Keduanya menaiki kereta mungil itu dan Kanthaka dengan bersemangat menariknya ke luar kompleks istana. Mendekati pintu utama benteng kota, lima puluh penjaga bersenjata lengkap nampak berjaga di gerbang utama kotaraja, dan mereka berpatroli hilir mudik di sisi dalam dan luar tembok yang kokoh itu. Para dewa Tuṣita sudah menunggu di sana. Dengan kekuatan sihir, mereka mendatangkan angin semilir ke arah para penjaga. Sontak semua yang bertugas di sana merasa mengantuk, lalu satu per satu melepaskan senjatanya, dan mereka segera merebahkan diri mereka ke tanah, tidur pulas. Lihatlah! Pintu benteng terbuat dari pelat-kuningan berlapis tiga. Paling tidak dibutuhkan dua puluh lelaki berotot kuat, untuk menarik ke kedua sisi pintu itu ke samping. Namun itu tidak masalah bagi para dewa. Dengan mengucapkan sebait mantram, pintu geser itu bergerak sendiri ke samping, menyediakan celah lebar untuk dilewati kereta pangeran Siddhārtha. Angin semilir kembali bertiup, dan kali ini mampu membuat seluruh penghuni kerajaan Shakya yang masih terjaga untuk segera pergi ke peraduan. Dan dengan diterangi cahaya bulan, kereta yang ditarik oleh Kanthaka berlari melaju dengan kencang, hingga melewati tapal batas kerajaan.

 

 

Dari Himalaya lalu merambat menuju ke Samudera Hindia,

Gempa halus bergetar menyebar, dan sang jiwa bumi pun terjaga dari tapa-bratanya.

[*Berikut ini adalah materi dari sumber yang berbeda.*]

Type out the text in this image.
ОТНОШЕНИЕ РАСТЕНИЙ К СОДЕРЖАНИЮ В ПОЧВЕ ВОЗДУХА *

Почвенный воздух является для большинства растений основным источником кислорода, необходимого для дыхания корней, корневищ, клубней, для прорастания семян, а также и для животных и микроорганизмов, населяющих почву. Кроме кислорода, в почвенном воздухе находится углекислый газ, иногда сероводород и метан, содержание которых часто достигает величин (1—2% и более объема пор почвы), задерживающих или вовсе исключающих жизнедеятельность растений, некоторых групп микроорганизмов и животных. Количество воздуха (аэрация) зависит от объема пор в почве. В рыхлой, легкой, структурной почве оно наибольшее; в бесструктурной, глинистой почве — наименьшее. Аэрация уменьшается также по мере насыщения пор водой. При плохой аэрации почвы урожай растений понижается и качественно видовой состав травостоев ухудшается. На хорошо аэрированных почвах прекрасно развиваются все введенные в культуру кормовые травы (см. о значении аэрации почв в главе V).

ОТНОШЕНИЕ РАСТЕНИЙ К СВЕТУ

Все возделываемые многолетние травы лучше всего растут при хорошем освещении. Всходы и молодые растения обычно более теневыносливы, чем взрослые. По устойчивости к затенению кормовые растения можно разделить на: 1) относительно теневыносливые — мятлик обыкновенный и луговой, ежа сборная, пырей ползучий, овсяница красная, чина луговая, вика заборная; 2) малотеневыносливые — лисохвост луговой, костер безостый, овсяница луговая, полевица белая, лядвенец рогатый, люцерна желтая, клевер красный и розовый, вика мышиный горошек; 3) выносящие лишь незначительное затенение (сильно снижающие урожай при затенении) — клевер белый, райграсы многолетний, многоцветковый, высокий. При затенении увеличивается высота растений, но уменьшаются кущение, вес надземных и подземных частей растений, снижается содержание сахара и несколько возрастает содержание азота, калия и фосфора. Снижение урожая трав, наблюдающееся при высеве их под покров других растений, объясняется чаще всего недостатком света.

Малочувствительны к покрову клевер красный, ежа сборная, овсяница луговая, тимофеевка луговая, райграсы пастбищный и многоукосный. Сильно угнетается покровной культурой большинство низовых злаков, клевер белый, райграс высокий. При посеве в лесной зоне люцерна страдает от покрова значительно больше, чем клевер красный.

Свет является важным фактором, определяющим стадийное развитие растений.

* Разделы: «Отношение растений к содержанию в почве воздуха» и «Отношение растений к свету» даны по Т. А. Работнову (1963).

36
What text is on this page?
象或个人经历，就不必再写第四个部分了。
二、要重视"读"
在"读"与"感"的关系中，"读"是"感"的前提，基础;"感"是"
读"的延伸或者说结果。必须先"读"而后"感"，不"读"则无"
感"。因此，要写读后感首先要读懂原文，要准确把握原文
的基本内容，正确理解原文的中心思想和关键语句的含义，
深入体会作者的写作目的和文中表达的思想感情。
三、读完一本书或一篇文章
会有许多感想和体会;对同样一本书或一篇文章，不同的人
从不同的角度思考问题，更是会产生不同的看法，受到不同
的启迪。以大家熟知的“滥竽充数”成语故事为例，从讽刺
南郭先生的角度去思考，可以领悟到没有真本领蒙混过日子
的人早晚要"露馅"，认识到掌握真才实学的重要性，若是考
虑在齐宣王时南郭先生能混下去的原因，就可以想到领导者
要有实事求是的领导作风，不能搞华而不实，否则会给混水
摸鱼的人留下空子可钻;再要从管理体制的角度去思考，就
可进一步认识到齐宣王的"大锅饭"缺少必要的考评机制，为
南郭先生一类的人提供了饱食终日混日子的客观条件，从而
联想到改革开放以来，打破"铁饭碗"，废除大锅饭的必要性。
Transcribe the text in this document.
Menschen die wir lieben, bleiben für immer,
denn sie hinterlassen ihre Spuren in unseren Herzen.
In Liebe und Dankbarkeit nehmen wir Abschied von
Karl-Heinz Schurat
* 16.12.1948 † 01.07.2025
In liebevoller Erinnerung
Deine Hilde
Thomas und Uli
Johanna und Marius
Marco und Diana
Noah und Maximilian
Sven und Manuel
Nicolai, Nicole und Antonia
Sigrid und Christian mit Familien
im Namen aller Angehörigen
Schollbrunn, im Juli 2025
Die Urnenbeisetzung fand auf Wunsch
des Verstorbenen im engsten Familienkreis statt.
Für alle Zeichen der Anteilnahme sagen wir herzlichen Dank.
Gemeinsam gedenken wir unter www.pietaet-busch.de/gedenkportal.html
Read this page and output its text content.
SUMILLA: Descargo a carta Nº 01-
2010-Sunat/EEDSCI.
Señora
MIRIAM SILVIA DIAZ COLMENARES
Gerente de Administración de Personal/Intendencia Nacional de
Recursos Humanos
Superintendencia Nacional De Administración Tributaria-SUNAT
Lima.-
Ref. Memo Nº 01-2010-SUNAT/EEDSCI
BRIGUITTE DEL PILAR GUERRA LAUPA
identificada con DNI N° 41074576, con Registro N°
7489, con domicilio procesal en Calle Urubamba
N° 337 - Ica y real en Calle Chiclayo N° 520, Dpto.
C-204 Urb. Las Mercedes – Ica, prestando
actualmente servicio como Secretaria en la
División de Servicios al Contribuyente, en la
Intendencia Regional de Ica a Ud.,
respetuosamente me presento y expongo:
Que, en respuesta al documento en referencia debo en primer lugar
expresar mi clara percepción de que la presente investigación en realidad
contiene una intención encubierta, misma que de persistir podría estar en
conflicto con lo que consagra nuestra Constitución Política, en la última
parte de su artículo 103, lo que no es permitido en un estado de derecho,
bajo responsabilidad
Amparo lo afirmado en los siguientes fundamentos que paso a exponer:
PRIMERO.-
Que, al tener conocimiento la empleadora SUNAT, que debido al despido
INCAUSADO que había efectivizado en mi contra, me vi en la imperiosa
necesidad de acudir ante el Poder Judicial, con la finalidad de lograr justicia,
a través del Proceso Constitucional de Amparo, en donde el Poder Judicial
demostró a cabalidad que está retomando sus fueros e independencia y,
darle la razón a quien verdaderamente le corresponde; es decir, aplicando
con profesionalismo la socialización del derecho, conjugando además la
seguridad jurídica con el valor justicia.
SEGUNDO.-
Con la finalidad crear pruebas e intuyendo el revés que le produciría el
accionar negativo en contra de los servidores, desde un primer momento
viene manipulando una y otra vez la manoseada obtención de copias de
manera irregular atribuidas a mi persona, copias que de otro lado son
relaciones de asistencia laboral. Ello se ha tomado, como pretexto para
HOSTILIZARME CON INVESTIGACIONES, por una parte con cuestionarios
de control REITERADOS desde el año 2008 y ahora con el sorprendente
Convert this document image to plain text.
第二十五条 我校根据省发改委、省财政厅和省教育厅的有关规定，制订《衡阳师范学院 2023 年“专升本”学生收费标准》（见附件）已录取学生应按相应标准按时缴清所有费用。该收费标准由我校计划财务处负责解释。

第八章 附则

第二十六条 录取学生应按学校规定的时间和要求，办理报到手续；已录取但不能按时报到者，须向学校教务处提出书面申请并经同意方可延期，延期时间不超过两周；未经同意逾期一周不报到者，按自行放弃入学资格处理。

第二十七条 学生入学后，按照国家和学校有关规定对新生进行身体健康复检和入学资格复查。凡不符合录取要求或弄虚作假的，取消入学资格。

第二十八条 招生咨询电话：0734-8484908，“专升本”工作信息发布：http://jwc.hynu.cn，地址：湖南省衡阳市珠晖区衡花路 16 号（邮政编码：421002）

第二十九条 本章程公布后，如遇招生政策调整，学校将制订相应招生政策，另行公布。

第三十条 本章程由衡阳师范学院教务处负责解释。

Diarahkan oleh harapan yang misterius, dan disebutkan dalam kitab-kitab suci kuno,

Itulah kisah Sang Guru Junjungan kita.

 

Musik surgawi melantunkan irama gaib, yang menggetarkan angkasa nan jernih,

Dihiasi lampu minyak hingga pelita, yang menyala dari rumah ke rumah;

Ke timur dan ke barat, menerangi sang dewi malam,

Ke utara dan ke selatan, yang membuat tanah pertiwi bersenang hati.